Vivre ensemble

L’aménagement de la ville est-il sexiste? Oui, disent des expertes

Une femme se tient au milieu d'une rue passante.
Photo: Viacheslav Peretiatko/iStock / Montage Métro

L’espace public profite moins aux femmes qu’aux hommes. C’est parce que, historiquement, il a été conçu par les hommes et pour les hommes dans les sociétés occidentales, soulignent des expertes contactées par Métro dans le cadre de la Journée internationale des droits des femmes. Ce qui fait que l’aménagement de la ville est sexiste.

Les femmes étaient dans l’espace privé et les hommes, qui travaillaient, étaient dans l’espace public. Les hommes parcouraient donc la ville et l’ont bâtie en conséquence. C’est le constat d’Anne Latendresse, professeure au Département de géographie à l’Université du Québec à Montréal (UQAM).

Les hommes se croient encore les maîtres et il y a la perception que les femmes ne sont pas à leur place.

Anne Latendresse, professeure au Département de géographie de l’UQAM

Pourquoi est-ce problématique?

Le sexisme en ville engendre plusieurs conséquences, soulignent les expertes interrogées. Il peut s’agir de harcèlement, de sentiment d’insécurité ou du fait de ne pas se sentir intégrée à la société. Il renforce ainsi les inégalités et alimente des stéréotypes de genres.

Ce sexisme est toutefois invisible lorsque les femmes, par exemple, se protègent en se privant de sortir, souligne la chargée de projet de la table des groupes de femmes de Montréal Marie-Ève Desroches. 

Les lieux sexistes

Plusieurs facteurs rendent un lieu sexiste: son aménagement, son appropriation, sa dynamique et comment les agressions, par exemple, y sont gérées.

Un faible éclairage crée de l’insécurité et rend moins accessibles des lieux tels que les stationnements, les viaducs ou les pistes cyclables, comme celle qui traverse le parc Laurier. 

De plus, les parcs publics servent davantage aux hommes, notamment à cause de l’espace occupé par les terrains sportifs. Anne Latendresse atteste que la superficie des aménagements utilisés par les jeunes femmes est moins importante. Celles-ci s’assoient plutôt dans les gradins et ne sont pas au centre.

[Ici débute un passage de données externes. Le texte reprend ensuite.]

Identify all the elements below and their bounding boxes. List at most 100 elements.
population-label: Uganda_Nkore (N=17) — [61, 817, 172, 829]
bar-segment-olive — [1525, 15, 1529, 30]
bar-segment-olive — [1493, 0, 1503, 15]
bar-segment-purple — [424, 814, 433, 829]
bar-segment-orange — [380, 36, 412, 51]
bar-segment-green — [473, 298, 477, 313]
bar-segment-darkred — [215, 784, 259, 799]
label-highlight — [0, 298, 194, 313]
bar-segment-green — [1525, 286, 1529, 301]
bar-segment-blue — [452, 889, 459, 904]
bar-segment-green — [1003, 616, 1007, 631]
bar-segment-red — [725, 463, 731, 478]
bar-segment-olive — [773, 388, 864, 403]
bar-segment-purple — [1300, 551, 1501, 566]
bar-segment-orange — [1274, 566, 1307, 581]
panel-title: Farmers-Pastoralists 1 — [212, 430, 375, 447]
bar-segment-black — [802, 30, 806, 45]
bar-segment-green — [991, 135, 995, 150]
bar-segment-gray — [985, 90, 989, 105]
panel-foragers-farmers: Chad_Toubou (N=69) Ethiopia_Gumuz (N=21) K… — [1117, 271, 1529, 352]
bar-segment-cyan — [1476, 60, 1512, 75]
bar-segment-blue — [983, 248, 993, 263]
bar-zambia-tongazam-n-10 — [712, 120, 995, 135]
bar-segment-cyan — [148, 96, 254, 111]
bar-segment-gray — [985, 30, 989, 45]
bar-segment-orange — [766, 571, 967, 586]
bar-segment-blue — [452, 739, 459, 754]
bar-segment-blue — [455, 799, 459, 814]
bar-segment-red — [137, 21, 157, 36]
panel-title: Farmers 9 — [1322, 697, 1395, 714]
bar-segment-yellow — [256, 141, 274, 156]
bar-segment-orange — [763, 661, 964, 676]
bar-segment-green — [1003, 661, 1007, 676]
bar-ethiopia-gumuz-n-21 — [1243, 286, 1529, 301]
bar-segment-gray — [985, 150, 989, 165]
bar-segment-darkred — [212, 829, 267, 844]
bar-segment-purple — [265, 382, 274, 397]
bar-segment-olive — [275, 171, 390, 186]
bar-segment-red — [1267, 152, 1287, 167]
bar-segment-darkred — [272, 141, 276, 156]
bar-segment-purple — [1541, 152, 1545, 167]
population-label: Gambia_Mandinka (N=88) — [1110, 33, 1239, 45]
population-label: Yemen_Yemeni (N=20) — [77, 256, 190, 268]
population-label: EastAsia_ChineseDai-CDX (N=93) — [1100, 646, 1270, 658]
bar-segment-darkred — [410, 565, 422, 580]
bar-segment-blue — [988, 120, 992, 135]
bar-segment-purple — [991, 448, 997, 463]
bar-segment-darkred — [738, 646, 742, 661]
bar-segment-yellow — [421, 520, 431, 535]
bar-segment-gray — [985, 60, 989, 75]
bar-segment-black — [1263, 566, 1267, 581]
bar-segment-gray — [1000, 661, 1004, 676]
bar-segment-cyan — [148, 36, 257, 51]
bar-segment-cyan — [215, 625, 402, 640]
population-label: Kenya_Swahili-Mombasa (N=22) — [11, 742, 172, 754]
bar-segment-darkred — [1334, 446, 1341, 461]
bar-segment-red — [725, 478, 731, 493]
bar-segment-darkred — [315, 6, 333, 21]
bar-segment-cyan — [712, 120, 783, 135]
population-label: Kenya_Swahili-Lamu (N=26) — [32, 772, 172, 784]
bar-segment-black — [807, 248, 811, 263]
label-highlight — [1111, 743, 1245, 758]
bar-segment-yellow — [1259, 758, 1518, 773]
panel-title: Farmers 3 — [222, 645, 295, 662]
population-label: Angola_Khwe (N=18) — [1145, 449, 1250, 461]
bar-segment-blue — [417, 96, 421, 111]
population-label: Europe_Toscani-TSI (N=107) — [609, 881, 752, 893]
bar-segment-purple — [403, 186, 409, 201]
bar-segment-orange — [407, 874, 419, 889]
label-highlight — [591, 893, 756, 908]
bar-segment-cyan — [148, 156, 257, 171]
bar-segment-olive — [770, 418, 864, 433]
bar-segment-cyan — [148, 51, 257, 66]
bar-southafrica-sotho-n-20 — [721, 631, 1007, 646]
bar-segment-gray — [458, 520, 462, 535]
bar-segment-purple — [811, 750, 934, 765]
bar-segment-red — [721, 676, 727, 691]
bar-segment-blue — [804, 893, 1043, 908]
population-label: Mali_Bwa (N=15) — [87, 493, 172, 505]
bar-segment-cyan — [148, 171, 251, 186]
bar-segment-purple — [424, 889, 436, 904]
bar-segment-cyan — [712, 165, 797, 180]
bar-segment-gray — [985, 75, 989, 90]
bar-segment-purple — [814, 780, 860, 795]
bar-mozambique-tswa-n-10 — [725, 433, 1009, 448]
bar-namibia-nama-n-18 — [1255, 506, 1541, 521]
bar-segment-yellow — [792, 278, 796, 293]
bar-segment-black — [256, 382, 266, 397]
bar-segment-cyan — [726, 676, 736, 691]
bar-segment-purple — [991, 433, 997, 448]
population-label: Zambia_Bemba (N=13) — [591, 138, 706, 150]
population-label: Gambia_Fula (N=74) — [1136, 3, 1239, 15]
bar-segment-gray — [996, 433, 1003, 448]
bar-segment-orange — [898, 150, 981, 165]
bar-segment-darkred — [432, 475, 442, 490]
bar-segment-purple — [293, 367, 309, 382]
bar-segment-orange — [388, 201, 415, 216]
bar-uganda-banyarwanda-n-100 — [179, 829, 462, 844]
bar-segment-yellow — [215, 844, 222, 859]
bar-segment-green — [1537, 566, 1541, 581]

«C’est souvent une question d’expériences vécues [qui sont] anticipées», explique Marie-Ève Desroches. Le sens d’un lieu peut changer du jour au lendemain, selon son achalandage, par exemple. Il est donc important d’évaluer ces pratiques, dit-elle.

Solutions 

Des initiatives sont prises par les villes. La sécurité urbaine est évaluée par les résidentes des quartiers lors de marches exploratoires depuis les années 1970. Il s’agit de renforcer le sentiment de sécurité, et ce, sans exclure quiconque.

La tâche est néanmoins complexe. Par exemple, la présence d’une caméra de surveillance peut porter préjudice aux travailleuses du sexe.

«Ça se fait en dialoguant avec celles qui utilisent l’espace», explique Marie-Ève Desroches.

Des analyses des budgets selon les genres sont aussi entreprises afin de constater si les investissements des municipalités profitent davantage aux hommes ou aux femmes.

Montréal, ville féministe

Bien que des améliorations restent à faire, Montréal est une ville féministe, estime Anne Latendresse. Plusieurs actions ont été entreprises pour améliorer la sécurité et l’intégration de toutes et tous. 

Depuis plusieurs années, il est possible de s’arrêter entre deux arrêts de bus. Certaines stations de métro disposent d’un meilleur éclairage, ainsi que de grandes baies vitrées. 

Les vestiaires universels sont apparus et certaines piscines publiques offrent des horaires non mixtes, comme la piscine du Centre sportif Côte-des-Neiges. 

La place des Montréalaises fait quant à elle preuve d’innovation. D’ici 2025, elle sera réaménagée, accessible universellement, analysée selon les genres et elle intégrera de l’art féministe.